I'm constructing an application to do some text mining based on key words in a linux desktop environment. My goal is to download a web page from a list of Wordpress sites using wget, save the page to disk, then separate each article out for further processing. The idea is that I can rank individual articles down the line based on frequency of certain words. Articles in Wordpress blogs tend to follow the convention:
<article></article>
with the actual write-up in between. So far I've come up with something like this perl code:
$site = "somepage.somedomain"; #can be fed from a database later
$outfile = "out1.txt"; #can be incremented as we go along
$wgcommand = "wget --output-document $outfile $site";
system($wgcommand);
open SITEIN, '<', $outfile;
@sitebodyarr = <SITEIN>;
close SITEIN;
$pagescaler = join('', @sitebodyarr); #let us parse the page.

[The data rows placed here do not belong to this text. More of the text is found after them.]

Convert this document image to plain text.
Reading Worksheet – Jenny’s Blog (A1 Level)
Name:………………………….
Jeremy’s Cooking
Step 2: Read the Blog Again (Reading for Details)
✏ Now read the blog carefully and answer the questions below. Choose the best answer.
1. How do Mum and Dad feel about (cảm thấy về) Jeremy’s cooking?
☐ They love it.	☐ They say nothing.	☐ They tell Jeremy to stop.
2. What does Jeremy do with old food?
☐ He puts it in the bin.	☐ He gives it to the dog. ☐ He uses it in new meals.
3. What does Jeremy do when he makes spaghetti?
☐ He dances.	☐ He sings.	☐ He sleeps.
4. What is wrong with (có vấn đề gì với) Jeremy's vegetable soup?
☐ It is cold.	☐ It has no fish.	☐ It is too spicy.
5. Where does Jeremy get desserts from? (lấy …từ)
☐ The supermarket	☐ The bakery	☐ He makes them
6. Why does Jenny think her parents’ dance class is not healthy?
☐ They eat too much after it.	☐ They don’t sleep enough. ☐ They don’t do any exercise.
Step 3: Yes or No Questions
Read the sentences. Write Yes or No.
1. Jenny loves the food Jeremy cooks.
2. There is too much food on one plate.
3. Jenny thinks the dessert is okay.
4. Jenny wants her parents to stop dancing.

#this is where I have trouble. the though is to look for a mated pair of tags.
#word press documents are stored between <article> and </article>
$article =~ m/<article>*<\/article>/$pagescaler/g;
#I put the /g flag there, but it doesn't seem to get me
#what I want from the string - *ALL* of the articles one-by-one.

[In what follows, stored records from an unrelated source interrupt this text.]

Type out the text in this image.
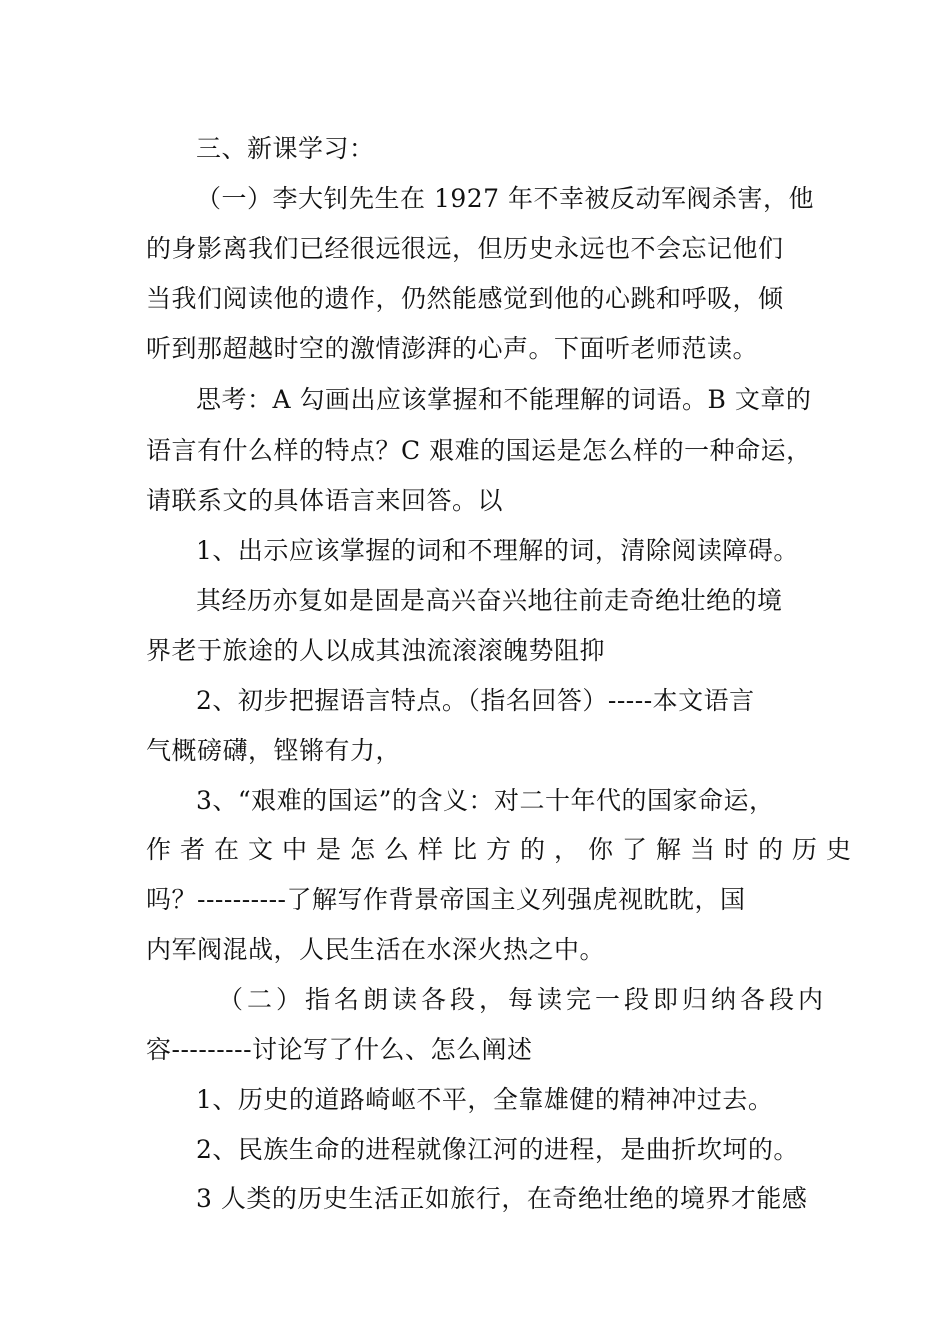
三、新课学习：
（一）李大钊先生在 1927 年不幸被反动军阀杀害，他
的身影离我们已经很远很远，但历史永远也不会忘记他们
当我们阅读他的遗作，仍然能感觉到他的心跳和呼吸，倾
听到那超越时空的激情澎湃的心声。下面听老师范读。
思考：A 勾画出应该掌握和不能理解的词语。B 文章的
语言有什么样的特点？C 艰难的国运是怎么样的一种命运，
请联系文的具体语言来回答。以
1、出示应该掌握的词和不理解的词，清除阅读障碍。
其经历亦复如是固是高兴奋兴地往前走奇绝壮绝的境
界老于旅途的人以成其浊流滚滚魄势阻抑
2、初步把握语言特点。（指名回答）-----本文语言
气概磅礴，铿锵有力，
3、“艰难的国运”的含义：对二十年代的国家命运，
作者在文中是怎么样比方的，你了解当时的历史
吗？----------了解写作背景帝国主义列强虎视眈眈，国
内军阀混战，人民生活在水深火热之中。
（二）指名朗读各段，每读完一段即归纳各段内
容---------讨论写了什么、怎么阐述
1、历史的道路崎岖不平，全靠雄健的精神冲过去。
2、民族生命的进程就像江河的进程，是曲折坎坷的。
3 人类的历史生活正如旅行，在奇绝壮绝的境界才能感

any thoughts on making this match all sets of article tag pairs returned from the html document?
If a regular expression isn't possible, my next thought is to sequentially process on the whole array, catch the pattern
$line =~m/<article>/
and then start a string variable to hold the article contents. Continue concating this variable until I catch the pattern
$line =~m/<\/article>/
then store the string - now containing the article to my database or disk, then repeat until end of @sitebodyarr. But I'd really like a one-liner regex if that's possible. If it is, can someone please show me what it would look like?